Department of Pathology, The University of Texas MD Anderson Cancer Center, Houston, TX, USA.
Mod Pathol. 2012 Feb;25(2):212-21. doi: 10.1038/modpathol.2011.148. Epub 2011 Oct 21.
The molecular determinants involved in the progression of myxoid liposarcoma to increased cellularity/round cell change are poorly understood. We studied the PI3K/Akt pathway in myxoid and round cell liposarcomas using a tissue microarray composed of 165 tumors from 111 patients, and mutational analysis of PIK3CA in 44 cases. Activating PIK3CA mutations were found in 6/44 cases, 14%; mutations were more frequent in round cell vs myxoid tumors (5/15, 33% vs 1/29, 3%; P=0.013). Complete loss of PTEN, an alternative mechanism for PI3K/Akt activation, was found in 13/111 (12%) cases and was mutually exclusive with PIK3CA mutation. Strong IGF1R expression was demonstrated in 14/39 (36%) of round cell and 11/58 (19%) of myxoid tumors (P=0.062). Activation of the PI3K pathway was confirmed using immunohistochemical analysis for downstream targets phospho-S6 ribosomal protein and phospho-4EBP1. Phospho-4EBP1 was increased in round cell tumors compared with myxoid tumors (24/30, 80% vs 25/44, 57%; P=0.038) or tumors with treatment effect (10/24, 42%; P=0.02). Phospho-S6 was highly expressed in both myxoid and round cell tumors (29/47, 62% and 14/30, 47%, respectively; P=0.2). In tumors with PIK3CA mutation, any IGF1R expression, or loss of PTEN expression, phospho-4EBP1 was more frequently elevated compared with tumors without a known activating event in the PI3K pathway (55/72; 76% vs 3/8, 38%; P=0.033). These findings suggest that activation of the PI3K/Akt pathway via activating mutation of PIK3CA, loss of PTEN, or IGF1R expression have a role in round cell transformation. The PI3K/Akt pathway may therefore provide a therapeutic target in round cell liposarcoma.

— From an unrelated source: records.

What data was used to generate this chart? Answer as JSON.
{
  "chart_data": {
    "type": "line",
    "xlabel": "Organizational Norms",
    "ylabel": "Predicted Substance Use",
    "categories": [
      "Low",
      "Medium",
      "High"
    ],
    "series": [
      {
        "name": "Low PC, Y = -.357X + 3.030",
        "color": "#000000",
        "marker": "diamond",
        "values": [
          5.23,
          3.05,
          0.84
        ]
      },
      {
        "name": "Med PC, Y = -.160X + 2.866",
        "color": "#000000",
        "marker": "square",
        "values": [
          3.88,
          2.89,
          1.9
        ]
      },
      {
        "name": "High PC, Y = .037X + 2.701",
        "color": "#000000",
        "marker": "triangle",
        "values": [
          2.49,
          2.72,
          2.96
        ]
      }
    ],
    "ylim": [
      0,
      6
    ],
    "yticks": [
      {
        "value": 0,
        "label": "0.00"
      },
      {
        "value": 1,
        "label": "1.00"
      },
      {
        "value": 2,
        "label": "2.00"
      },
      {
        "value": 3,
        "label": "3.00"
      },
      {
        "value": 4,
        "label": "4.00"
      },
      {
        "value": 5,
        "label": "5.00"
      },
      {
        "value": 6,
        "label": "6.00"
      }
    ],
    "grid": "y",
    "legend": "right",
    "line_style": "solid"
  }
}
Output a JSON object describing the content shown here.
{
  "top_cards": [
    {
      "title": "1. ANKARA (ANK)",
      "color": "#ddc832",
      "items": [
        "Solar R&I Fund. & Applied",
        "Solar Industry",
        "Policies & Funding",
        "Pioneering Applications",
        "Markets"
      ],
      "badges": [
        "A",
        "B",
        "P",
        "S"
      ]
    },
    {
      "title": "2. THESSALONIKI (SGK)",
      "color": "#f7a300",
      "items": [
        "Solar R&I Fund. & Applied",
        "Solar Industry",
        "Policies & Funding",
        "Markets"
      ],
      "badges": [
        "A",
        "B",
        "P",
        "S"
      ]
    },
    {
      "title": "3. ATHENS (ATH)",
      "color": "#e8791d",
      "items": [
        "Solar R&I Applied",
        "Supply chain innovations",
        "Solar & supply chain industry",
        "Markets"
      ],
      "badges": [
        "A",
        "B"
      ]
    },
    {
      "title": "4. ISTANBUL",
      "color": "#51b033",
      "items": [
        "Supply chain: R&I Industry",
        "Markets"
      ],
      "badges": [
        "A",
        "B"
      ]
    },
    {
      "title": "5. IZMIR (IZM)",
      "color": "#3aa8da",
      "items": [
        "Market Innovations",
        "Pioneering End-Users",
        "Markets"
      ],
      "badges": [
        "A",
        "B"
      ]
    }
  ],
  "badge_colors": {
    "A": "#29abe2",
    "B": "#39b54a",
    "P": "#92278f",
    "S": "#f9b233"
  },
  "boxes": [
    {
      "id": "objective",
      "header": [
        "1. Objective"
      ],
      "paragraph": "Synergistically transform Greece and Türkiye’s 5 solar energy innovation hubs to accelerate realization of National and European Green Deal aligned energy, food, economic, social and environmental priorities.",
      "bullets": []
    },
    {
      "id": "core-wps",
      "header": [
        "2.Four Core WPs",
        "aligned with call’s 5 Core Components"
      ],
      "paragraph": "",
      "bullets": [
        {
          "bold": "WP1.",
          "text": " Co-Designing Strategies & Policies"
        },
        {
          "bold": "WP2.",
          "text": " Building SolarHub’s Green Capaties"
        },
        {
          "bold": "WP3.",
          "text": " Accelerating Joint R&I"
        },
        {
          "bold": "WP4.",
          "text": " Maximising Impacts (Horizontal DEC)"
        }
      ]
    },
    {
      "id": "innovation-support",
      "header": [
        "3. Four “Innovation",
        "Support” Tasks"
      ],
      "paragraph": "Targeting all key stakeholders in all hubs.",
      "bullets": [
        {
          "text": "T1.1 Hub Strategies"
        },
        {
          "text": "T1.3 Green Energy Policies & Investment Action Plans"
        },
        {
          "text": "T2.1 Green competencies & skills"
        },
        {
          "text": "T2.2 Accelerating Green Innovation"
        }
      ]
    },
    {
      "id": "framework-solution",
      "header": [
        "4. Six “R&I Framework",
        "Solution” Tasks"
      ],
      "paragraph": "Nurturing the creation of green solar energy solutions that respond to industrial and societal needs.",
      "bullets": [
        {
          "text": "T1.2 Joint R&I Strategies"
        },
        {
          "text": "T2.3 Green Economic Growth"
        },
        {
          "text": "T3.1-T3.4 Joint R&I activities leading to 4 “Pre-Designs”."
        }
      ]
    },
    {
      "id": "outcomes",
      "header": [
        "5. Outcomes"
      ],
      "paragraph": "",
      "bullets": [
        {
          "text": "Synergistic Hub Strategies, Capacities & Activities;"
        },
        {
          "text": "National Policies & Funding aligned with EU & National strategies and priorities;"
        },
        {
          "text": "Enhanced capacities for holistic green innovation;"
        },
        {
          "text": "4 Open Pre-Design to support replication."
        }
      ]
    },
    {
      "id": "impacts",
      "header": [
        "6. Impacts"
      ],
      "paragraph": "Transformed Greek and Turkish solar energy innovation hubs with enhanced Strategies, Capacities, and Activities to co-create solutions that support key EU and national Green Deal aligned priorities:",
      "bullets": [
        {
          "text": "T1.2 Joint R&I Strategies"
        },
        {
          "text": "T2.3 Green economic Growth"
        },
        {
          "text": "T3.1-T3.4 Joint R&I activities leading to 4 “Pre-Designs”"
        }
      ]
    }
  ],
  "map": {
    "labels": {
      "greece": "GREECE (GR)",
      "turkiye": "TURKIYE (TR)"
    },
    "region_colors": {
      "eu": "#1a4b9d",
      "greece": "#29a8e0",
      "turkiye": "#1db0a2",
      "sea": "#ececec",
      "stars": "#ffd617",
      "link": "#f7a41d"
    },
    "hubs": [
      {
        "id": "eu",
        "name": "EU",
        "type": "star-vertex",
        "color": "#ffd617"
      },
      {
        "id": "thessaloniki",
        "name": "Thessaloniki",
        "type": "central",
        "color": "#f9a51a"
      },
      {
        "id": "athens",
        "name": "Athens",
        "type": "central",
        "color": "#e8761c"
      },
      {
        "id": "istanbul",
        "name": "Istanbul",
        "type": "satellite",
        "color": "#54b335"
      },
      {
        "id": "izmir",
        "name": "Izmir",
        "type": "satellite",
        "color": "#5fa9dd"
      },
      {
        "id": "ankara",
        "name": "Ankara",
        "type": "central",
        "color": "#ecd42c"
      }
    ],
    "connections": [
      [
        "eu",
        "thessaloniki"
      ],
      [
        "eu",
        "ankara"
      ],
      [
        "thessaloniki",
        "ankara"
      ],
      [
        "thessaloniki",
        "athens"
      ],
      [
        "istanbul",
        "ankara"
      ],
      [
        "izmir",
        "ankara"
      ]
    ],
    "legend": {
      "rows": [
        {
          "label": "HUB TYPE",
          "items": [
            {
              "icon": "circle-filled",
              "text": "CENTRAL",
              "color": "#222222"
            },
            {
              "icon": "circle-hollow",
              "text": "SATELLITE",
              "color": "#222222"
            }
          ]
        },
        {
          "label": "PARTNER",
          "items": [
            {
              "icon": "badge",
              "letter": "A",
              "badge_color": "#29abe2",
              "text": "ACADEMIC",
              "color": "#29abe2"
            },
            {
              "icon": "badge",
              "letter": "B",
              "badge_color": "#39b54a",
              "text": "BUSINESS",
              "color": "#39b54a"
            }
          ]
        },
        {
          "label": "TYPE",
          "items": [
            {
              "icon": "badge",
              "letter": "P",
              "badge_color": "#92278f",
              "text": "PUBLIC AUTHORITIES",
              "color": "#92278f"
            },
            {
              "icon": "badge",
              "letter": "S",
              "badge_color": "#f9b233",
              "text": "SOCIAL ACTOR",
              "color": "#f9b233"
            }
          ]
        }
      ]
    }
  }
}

在黏液样脂肪肉瘤向细胞增多/圆形细胞变化进展中涉及的分子决定因素了解甚少。我们使用由 111 例患者的 165 例肿瘤组成的组织微阵列研究了黏液样和圆形细胞脂肪肉瘤中的 PI3K/Akt 途径,并对 44 例病例中的 PIK3CA 进行了突变分析。在 44 例病例中发现了 6 例(14%)存在激活性 PIK3CA 突变,在圆形细胞肿瘤中突变更常见(5/15,33%比 29/29,3%;P=0.013)。在 111 例病例中有 13 例(12%)发现完全缺失 PTEN,这是 PI3K/Akt 激活的另一种机制,与 PIK3CA 突变相互排斥。在 39 例圆形细胞肿瘤中有 14 例(36%)和 58 例黏液样肿瘤中有 11 例(19%)(P=0.062)显示出强烈的 IGF1R 表达。使用免疫组织化学分析下游靶标磷酸化 S6 核糖体蛋白和磷酸化 4EBP1 证实了 PI3K 途径的激活。与黏液样肿瘤相比,磷酸化 4EBP1 在圆形细胞肿瘤中增加(30/30,80%比 44/44,57%;P=0.038)或在有治疗效果的肿瘤中增加(24/24,42%;P=0.02)。磷酸化 S6 在黏液样和圆形细胞肿瘤中均高度表达(分别为 29/47,62%和 14/30,47%;P=0.2)。在具有 PIK3CA 突变、任何 IGF1R 表达或 PTEN 表达缺失的肿瘤中,与在 PI3K 途径中没有已知激活事件的肿瘤相比,磷酸化 4EBP1 更频繁升高(55/72,76%比 8/8,38%;P=0.033)。这些发现表明,PI3K/Akt 途径的激活通过 PIK3CA 的激活突变、PTEN 的缺失或 IGF1R 的表达在圆形细胞转化中起作用。因此,PI3K/Akt 途径可能为圆形细胞脂肪肉瘤提供治疗靶点。